My last entry covered the benefits of consortium databases and industry collaboration in general as a proven and technologically feasible method for combating fraud across industries. They help minimize fraud losses. So – with some notable exceptions – why are so few industries and companies using fraud consortiums and known fraud databases?
In my experience, the reasons typically boil down to two things: reluctance to share data and perception of ROI. I say “perception of ROI” because I firmly believe the ROI is there – in fact it grows with the number of consortium participants.
First, reluctance to share data seems to stem from a few areas. One is concern for how that data will be used by other consortium members. This is usually addressed through compelling reciprocation of data contribution by all members (the give to get model) as well as strict guidelines for acceptable use.
In today’s climate of hypersensitivity, another concern – rightly so – is the stewardship of Personally Identifiable Information (PII). Given the potentially damaging effects of data breaches to consumers and businesses, smart companies are extremely cautious and careful when making decisions about safeguarding consumer information. So how does a data consortium deal with this? Firewalls, access control lists, encryption, and other modern security technologies provide the defenses necessary to facilitate protection of information contributed to the consortium.
So, let’s assume we’ve overcome the obstacles to sharing one’s data. The other big hurdle to participation that I come across regularly is the old “what’s in it for me” question. Contributors want to be sure that they get out of it what they put into it. Nobody wants to be the only one, or the largest one, contributing records.
In fact, this issue extends to intracompany consortiums as well.
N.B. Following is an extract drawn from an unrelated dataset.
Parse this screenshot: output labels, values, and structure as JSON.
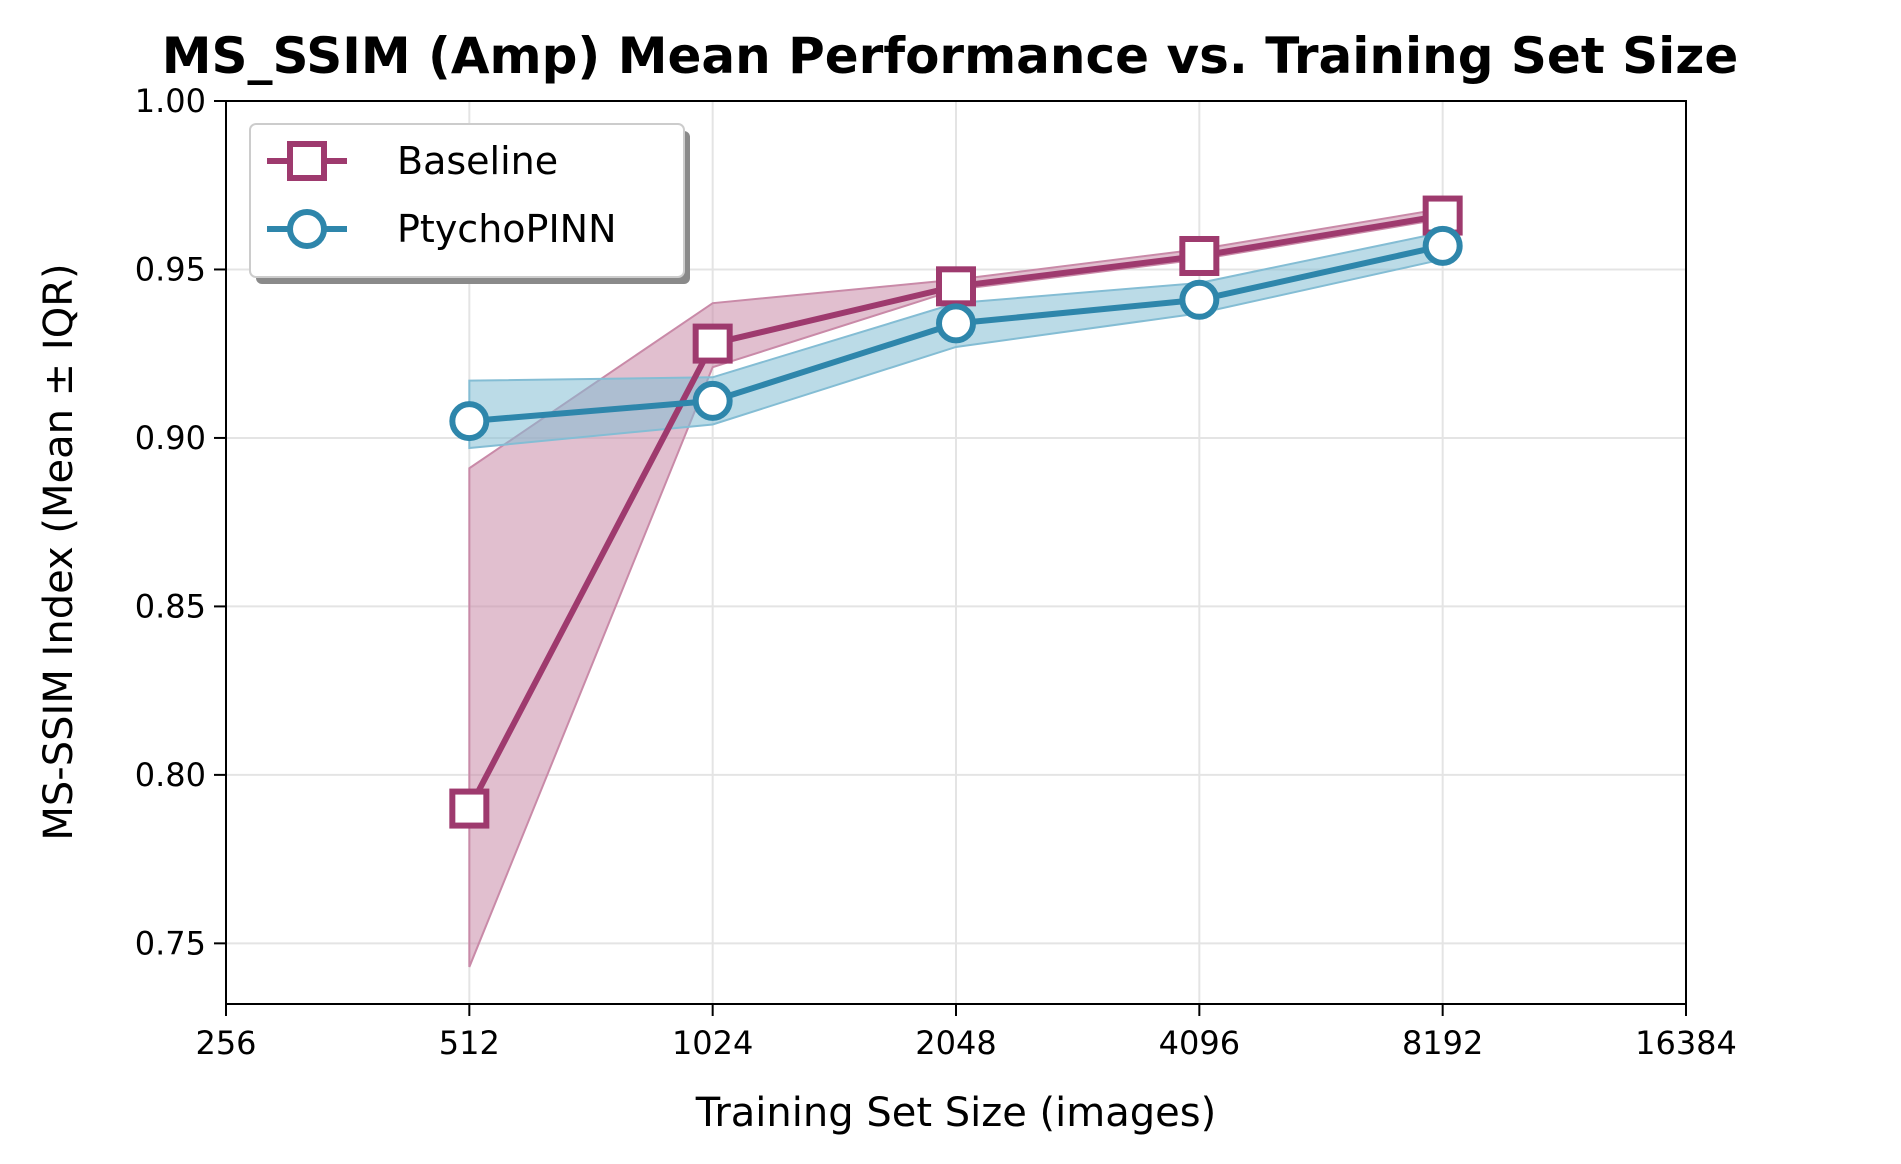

No line of business wants to be the sole sponsor just to have other business units come late to the party and reap all the benefits on their dime. Whether within companies or across an industry, it’s obvious that mutual funding, support, equitable operating rules, and clear communication of benefits – to those contributors both big and small – is necessary for fraud consortiums to succeed.
To get there, it’s going to take a lot more interest and participation from industry leaders. What would this look like? I think we’d see a large shift in companies’ fraud columns: from “Discovered” to “Attempted”. This shift would save time and money that could be passed back to the legitimate customers. More participation would also enable consortiums to stay on top of changing technology and evolving consumer communication styles, such as email, text, mobile banking, and voice biometrics to name a few.